Elham did not mention the nuclear dispute - the major issue on which Washington and Tehran are at loggerheads. The United States is leading Western efforts to have the UN Security Council censure Iran for refusing to cease enrichment of uranium.

It is the first time that an Iranian president has written to his US counterpart since 1979, when the two countries broke relations after Iranian militants stormed the US Embassy and held the occupants hostage for more than a year.

On Sunday, Ahmadinejad renewed Iran's threat to withdraw from the Nuclear Nonproliferation Treaty if the UN Security Council imposes sanctions over its nuclear program.

Ahmadinejad told the official Islamic Republic News Agency that Washington and its allies "don't give us anything and yet they want to impose sanctions on us." He called the threat of sanctions "meaningless."

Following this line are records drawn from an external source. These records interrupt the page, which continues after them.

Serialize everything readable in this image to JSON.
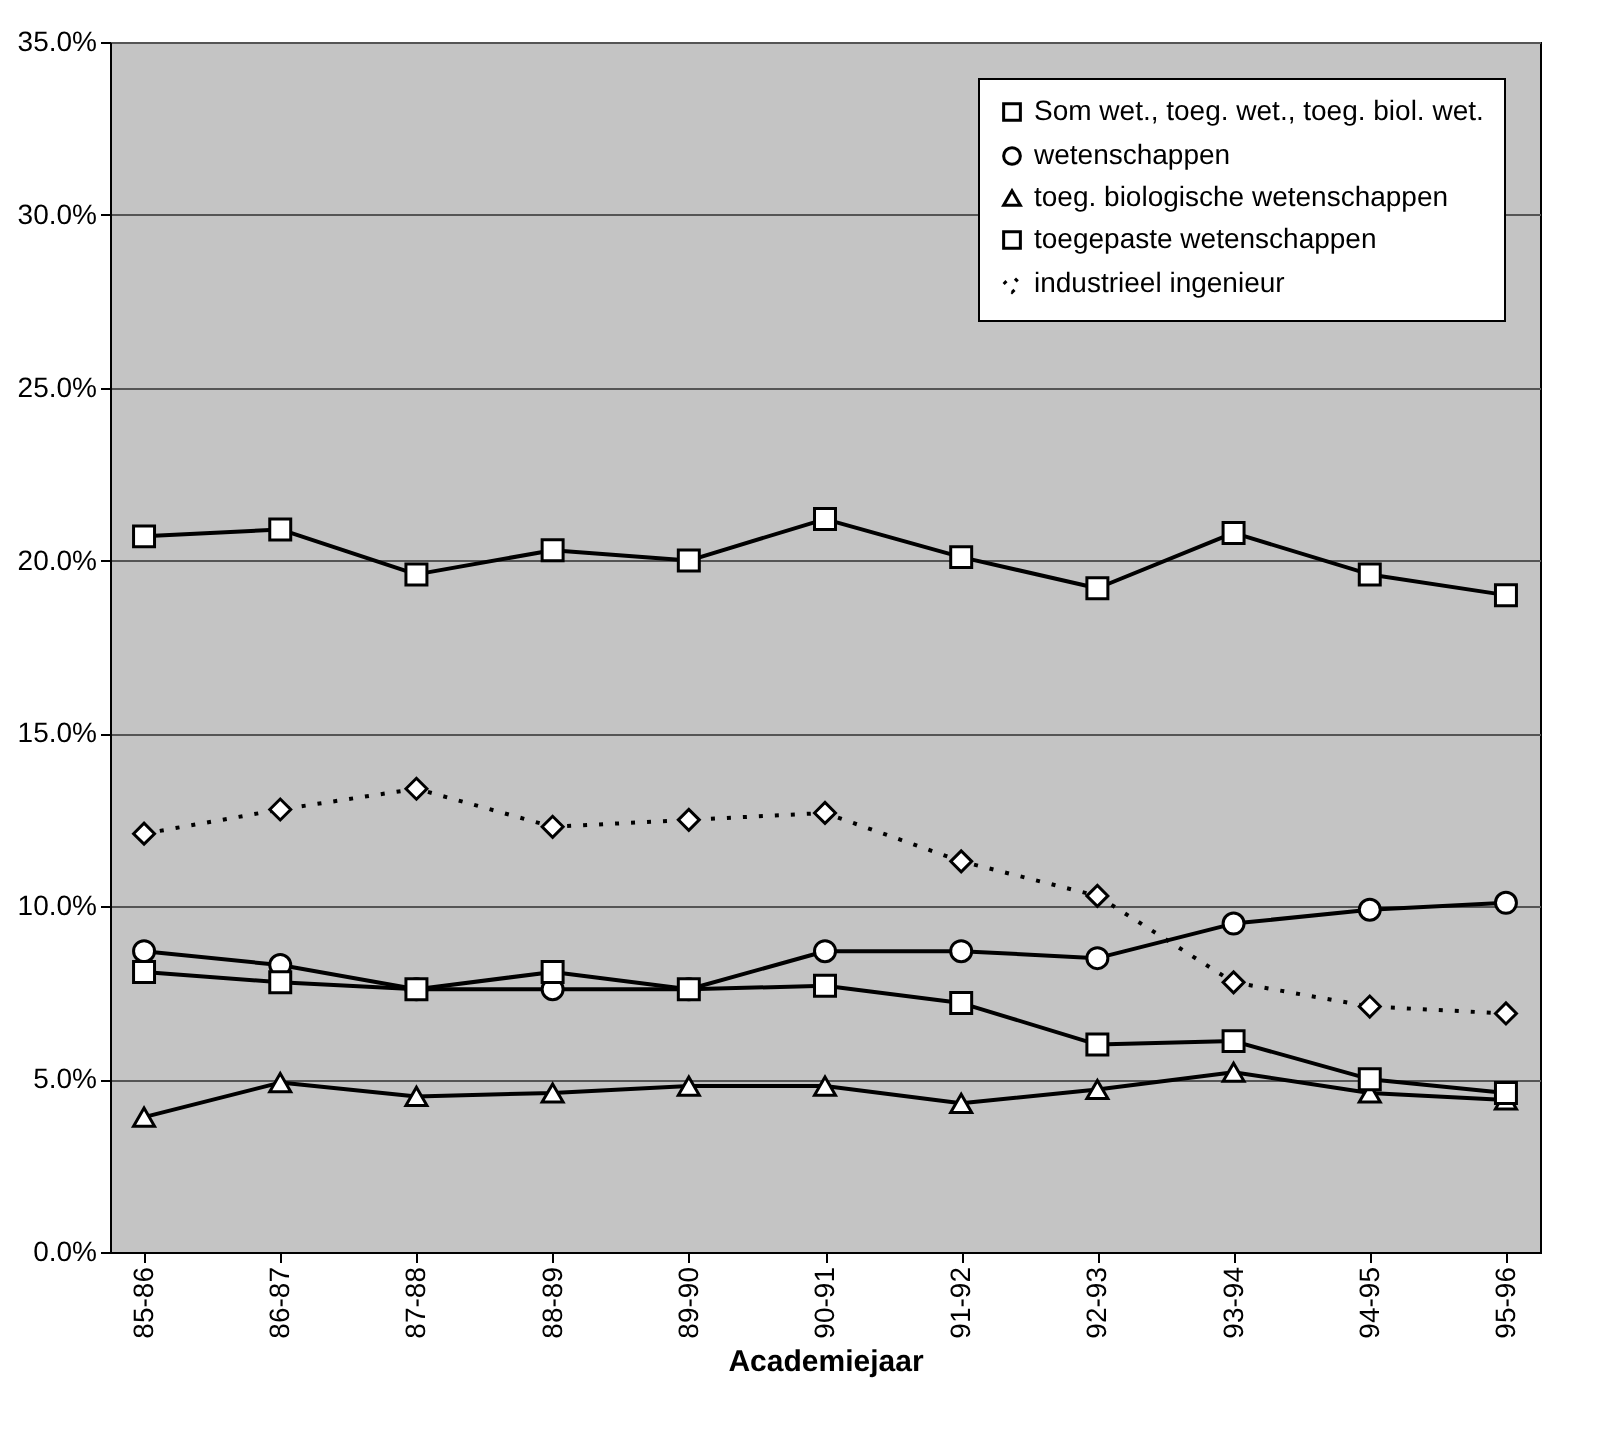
{
  "chart_data": {
    "type": "line",
    "xlabel": "Academiejaar",
    "categories": [
      "85-86",
      "86-87",
      "87-88",
      "88-89",
      "89-90",
      "90-91",
      "91-92",
      "92-93",
      "93-94",
      "94-95",
      "95-96"
    ],
    "ylim": [
      0,
      35
    ],
    "yticks": [
      {
        "value": 0,
        "label": "0.0%"
      },
      {
        "value": 5,
        "label": "5.0%"
      },
      {
        "value": 10,
        "label": "10.0%"
      },
      {
        "value": 15,
        "label": "15.0%"
      },
      {
        "value": 20,
        "label": "20.0%"
      },
      {
        "value": 25,
        "label": "25.0%"
      },
      {
        "value": 30,
        "label": "30.0%"
      },
      {
        "value": 35,
        "label": "35.0%"
      }
    ],
    "grid": "y",
    "legend": "top right",
    "series": [
      {
        "name": "Som wet., toeg. wet., toeg. biol. wet.",
        "color": "#000000",
        "marker": "square",
        "line_style": "solid",
        "values": [
          20.7,
          20.9,
          19.6,
          20.3,
          20.0,
          21.2,
          20.1,
          19.2,
          20.8,
          19.6,
          19.0
        ]
      },
      {
        "name": "wetenschappen",
        "color": "#000000",
        "marker": "circle",
        "line_style": "solid",
        "values": [
          8.7,
          8.3,
          7.6,
          7.6,
          7.6,
          8.7,
          8.7,
          8.5,
          9.5,
          9.9,
          10.1
        ]
      },
      {
        "name": "toeg. biologische wetenschappen",
        "color": "#000000",
        "marker": "triangle",
        "line_style": "solid",
        "values": [
          3.9,
          4.9,
          4.5,
          4.6,
          4.8,
          4.8,
          4.3,
          4.7,
          5.2,
          4.6,
          4.4
        ]
      },
      {
        "name": "toegepaste wetenschappen",
        "color": "#000000",
        "marker": "square",
        "line_style": "solid",
        "values": [
          8.1,
          7.8,
          7.6,
          8.1,
          7.6,
          7.7,
          7.2,
          6.0,
          6.1,
          5.0,
          4.6
        ]
      },
      {
        "name": "industrieel ingenieur",
        "color": "#000000",
        "marker": "diamond",
        "line_style": "dotted",
        "values": [
          12.1,
          12.8,
          13.4,
          12.3,
          12.5,
          12.7,
          11.3,
          10.3,
          7.8,
          7.1,
          6.9
        ]
      }
    ]
  }
}
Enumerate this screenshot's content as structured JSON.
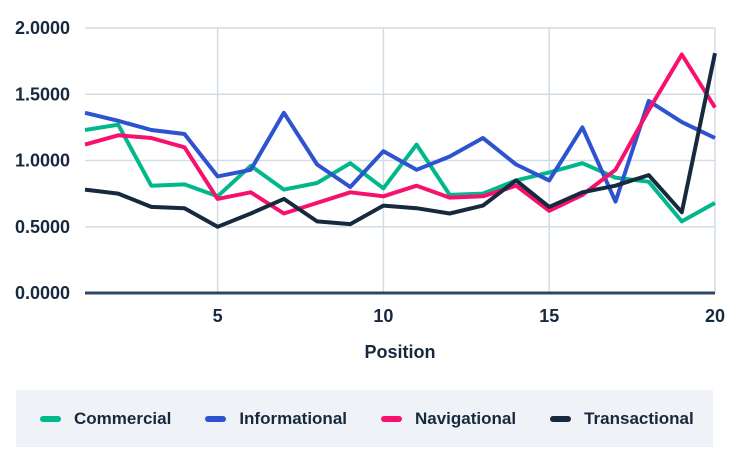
{
  "chart_data": {
    "type": "line",
    "title": "",
    "xlabel": "Position",
    "ylabel": "",
    "xlim": [
      1,
      20
    ],
    "ylim": [
      0,
      2
    ],
    "x_ticks": [
      5,
      10,
      15,
      20
    ],
    "y_ticks": [
      "2.0000",
      "1.5000",
      "1.0000",
      "0.5000",
      "0.0000"
    ],
    "y_tick_values": [
      2.0,
      1.5,
      1.0,
      0.5,
      0.0
    ],
    "grid": true,
    "legend_position": "bottom",
    "x": [
      1,
      2,
      3,
      4,
      5,
      6,
      7,
      8,
      9,
      10,
      11,
      12,
      13,
      14,
      15,
      16,
      17,
      18,
      19,
      20
    ],
    "series": [
      {
        "name": "Commercial",
        "color": "#00B88A",
        "values": [
          1.23,
          1.27,
          0.81,
          0.82,
          0.73,
          0.96,
          0.78,
          0.83,
          0.98,
          0.79,
          1.12,
          0.74,
          0.75,
          0.85,
          0.91,
          0.98,
          0.87,
          0.84,
          0.54,
          0.68
        ]
      },
      {
        "name": "Informational",
        "color": "#2D53D0",
        "values": [
          1.36,
          1.3,
          1.23,
          1.2,
          0.88,
          0.93,
          1.36,
          0.97,
          0.8,
          1.07,
          0.93,
          1.03,
          1.17,
          0.97,
          0.85,
          1.25,
          0.69,
          1.45,
          1.29,
          1.17
        ]
      },
      {
        "name": "Navigational",
        "color": "#F8106E",
        "values": [
          1.12,
          1.19,
          1.17,
          1.1,
          0.71,
          0.76,
          0.6,
          0.68,
          0.76,
          0.73,
          0.81,
          0.72,
          0.73,
          0.81,
          0.62,
          0.74,
          0.93,
          1.38,
          1.8,
          1.4
        ]
      },
      {
        "name": "Transactional",
        "color": "#16293E",
        "values": [
          0.78,
          0.75,
          0.65,
          0.64,
          0.5,
          0.6,
          0.71,
          0.54,
          0.52,
          0.66,
          0.64,
          0.6,
          0.66,
          0.85,
          0.65,
          0.76,
          0.81,
          0.89,
          0.61,
          1.81
        ]
      }
    ]
  },
  "colors": {
    "grid": "#D2DCE6",
    "axis_line": "#2C4963",
    "text": "#17293E",
    "legend_bg": "#EFF2F7",
    "background": "#FFFFFF"
  }
}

The United States is backing attempts by Britain and France to win Security Council approval for a UN resolution that would threaten possible further measures if Iran does not suspend uranium enrichment - a process that can produce fuel for nuclear reactors to generate electricity or material for atomic warheads.

The Western nations want to invoke Chapter 7 of the UN Charter that would allow economic sanctions or military action, if necessary, to force Iran to comply with the Security Council's demand that it cease enrichment.

But Russia and China, the other two veto-holding members of the Security Council, oppose such moves.

Iran claims its nuclear program is strictly for the generation of electricity and that it requires enrichment to be self-reliant in fuel for nuclear reactors.

But the United States and France believe that Iran is secretly developing nuclear weapons - a charge Iran denies.